Timothé Luwawu
Sélectionné par les Sixers de Philadelphie, Timothé Luwawu-Cabarrot rejoint la colonie des Français en NBA : ils sont 11 cette saison. | Mike Stobe / GETTY IMAGES NORTH AMERICA / AFP

NBA : Pour Timothé Luwawu-Cabarrot, le rêve américain commence cette nuit

Publié le , modifié le

Cette nuit à 2h du matin, le dernier arrivé des frenchies de NBA va faire ses débuts dans la grande ligue. A 21 ans, Timothé Luwawu-Cabarrot est arrivé à Philadelphie plein d’ambitions. Il va devoir se faire une place dans cet effectif en pleine reconstruction, qui affronte Oklahoma City pour lancer sa saison.
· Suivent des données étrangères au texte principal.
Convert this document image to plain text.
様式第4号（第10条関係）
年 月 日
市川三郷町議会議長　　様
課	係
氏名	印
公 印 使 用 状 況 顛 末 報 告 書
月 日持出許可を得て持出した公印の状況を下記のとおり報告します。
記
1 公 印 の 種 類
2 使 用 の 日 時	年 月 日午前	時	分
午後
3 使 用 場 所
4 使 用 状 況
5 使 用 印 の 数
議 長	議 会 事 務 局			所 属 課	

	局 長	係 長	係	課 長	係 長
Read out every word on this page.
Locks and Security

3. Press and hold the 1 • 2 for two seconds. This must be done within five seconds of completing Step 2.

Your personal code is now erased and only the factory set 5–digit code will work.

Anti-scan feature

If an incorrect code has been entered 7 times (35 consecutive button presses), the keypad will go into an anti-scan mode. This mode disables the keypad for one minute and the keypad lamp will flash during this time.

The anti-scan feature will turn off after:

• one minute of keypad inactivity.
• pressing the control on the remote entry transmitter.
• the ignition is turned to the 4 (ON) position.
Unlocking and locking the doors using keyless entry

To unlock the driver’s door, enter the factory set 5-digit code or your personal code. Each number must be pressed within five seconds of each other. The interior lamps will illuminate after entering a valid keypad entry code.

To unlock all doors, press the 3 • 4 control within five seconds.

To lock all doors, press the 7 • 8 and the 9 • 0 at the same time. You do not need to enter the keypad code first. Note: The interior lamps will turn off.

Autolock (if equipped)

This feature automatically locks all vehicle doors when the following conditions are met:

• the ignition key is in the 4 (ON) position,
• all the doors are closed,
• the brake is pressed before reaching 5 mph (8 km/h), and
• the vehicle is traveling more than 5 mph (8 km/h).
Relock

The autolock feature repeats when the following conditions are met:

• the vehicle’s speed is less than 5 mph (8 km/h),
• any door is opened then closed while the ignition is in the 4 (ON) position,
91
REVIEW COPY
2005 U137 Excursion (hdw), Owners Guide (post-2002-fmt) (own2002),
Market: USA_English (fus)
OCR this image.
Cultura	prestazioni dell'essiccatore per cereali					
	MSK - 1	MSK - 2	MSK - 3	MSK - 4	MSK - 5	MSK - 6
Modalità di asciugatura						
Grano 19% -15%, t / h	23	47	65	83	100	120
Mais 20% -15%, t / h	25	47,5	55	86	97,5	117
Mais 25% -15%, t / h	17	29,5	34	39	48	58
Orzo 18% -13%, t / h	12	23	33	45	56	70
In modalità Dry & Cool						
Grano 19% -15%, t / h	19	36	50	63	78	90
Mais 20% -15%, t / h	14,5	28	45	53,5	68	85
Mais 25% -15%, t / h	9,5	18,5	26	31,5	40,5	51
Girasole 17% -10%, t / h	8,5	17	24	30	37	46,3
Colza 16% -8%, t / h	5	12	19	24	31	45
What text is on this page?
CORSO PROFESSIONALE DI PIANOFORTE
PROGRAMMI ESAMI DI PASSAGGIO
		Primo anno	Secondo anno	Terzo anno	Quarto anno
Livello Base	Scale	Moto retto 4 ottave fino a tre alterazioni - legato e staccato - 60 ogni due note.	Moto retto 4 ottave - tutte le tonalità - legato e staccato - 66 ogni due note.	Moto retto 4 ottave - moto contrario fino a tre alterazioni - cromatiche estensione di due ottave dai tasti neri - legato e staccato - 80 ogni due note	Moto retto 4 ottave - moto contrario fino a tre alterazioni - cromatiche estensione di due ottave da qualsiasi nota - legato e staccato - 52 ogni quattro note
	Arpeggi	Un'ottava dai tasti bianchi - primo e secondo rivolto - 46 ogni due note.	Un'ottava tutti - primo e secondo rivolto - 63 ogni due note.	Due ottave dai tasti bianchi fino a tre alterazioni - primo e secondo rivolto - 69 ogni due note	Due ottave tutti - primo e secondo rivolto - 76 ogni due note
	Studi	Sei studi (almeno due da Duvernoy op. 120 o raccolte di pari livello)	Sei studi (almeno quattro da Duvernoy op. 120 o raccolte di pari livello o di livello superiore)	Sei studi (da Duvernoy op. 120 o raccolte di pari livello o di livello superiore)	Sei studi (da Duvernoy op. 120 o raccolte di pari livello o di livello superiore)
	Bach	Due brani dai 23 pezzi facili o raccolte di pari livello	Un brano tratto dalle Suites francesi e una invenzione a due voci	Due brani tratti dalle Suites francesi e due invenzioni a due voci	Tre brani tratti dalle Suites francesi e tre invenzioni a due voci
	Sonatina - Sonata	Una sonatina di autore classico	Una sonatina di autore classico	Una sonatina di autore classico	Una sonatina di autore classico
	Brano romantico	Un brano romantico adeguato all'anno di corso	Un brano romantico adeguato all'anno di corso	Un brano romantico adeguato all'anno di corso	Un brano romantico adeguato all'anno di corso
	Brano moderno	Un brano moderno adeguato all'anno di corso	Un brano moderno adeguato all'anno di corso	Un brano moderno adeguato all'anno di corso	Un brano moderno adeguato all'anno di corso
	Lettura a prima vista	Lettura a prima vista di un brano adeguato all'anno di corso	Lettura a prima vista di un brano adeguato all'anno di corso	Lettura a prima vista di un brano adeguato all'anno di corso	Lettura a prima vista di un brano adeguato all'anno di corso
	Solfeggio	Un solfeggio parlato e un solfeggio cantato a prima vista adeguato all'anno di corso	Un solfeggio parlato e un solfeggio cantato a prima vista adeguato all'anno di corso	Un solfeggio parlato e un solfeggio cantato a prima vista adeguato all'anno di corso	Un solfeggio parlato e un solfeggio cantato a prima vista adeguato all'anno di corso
Foulera-t-il ce soir le parquet du Wells Fargo Center, la salle ultra moderne des Sixers de Philadelphie ? Timothé Luwawu-Cabarrot, sélectionné en 24e position lors de la dernière draft, va devoir batailler pour se faire sa place dans l’effectif des Sixers. Abonnée à la défaite depuis plusieurs saisons (10 victoires et 72 défaites la saison dernière), engagée dans un processus de reconstruction à long terme, l’équipe a accumulé les jeunes talents en développement. Timothé Luwawu-Cabarrot est de ceux là. Le Cannois a fait ses armes à Antibes, en Pro B puis en Pro A, avant une pige d’un an en Serbie. Une décision stratégique qui a payé.

Révélation en Serbie

En rejoignant le club de Mega Leks, Timothé Luwawu-Cabarrot a fait un pari sur l’avenir. L’équipe serbe de la petite ville de Sremska Mitrovica a une spécialité : faire éclore les talents avant de les envoyer en NBA. Chaque soir de match, plusieurs émissaires des équipes NBA ont pu admirer le jeu athlétique de l'ailier, qui a compilé 14,8 points et 4,5 rebonds de moyenne sur la saison. Son élection dans le meilleur cinq de la ligue adriatique, le championnat local, a achevé de convaincre les observateurs : sa place est bel et bien en NBA.

Moment toujours particulier pour les joueurs qui aspirent à rejoindre la grande ligue, la draft l’a été encore davantage pour Timothé Luwawu-Cabarrot. Pendant “le pire moment de stress” de sa vie, le Cannois a été de déception en déception. Annoncé par les spécialiste aux alentours de la 14e place, ayant eu des promesses de plusieurs équipes, il partait plutôt confiant. C’est finalement au 24e choix que son nom est appelé par Adam Silver, grand patron de la ligue. Il rejoint les Sixers de Philadelphie, une équipe avec laquelle il n’avait pourtant pas eu de contact. Peu importe, il touche maintenant son rêve américain du bout des doigts.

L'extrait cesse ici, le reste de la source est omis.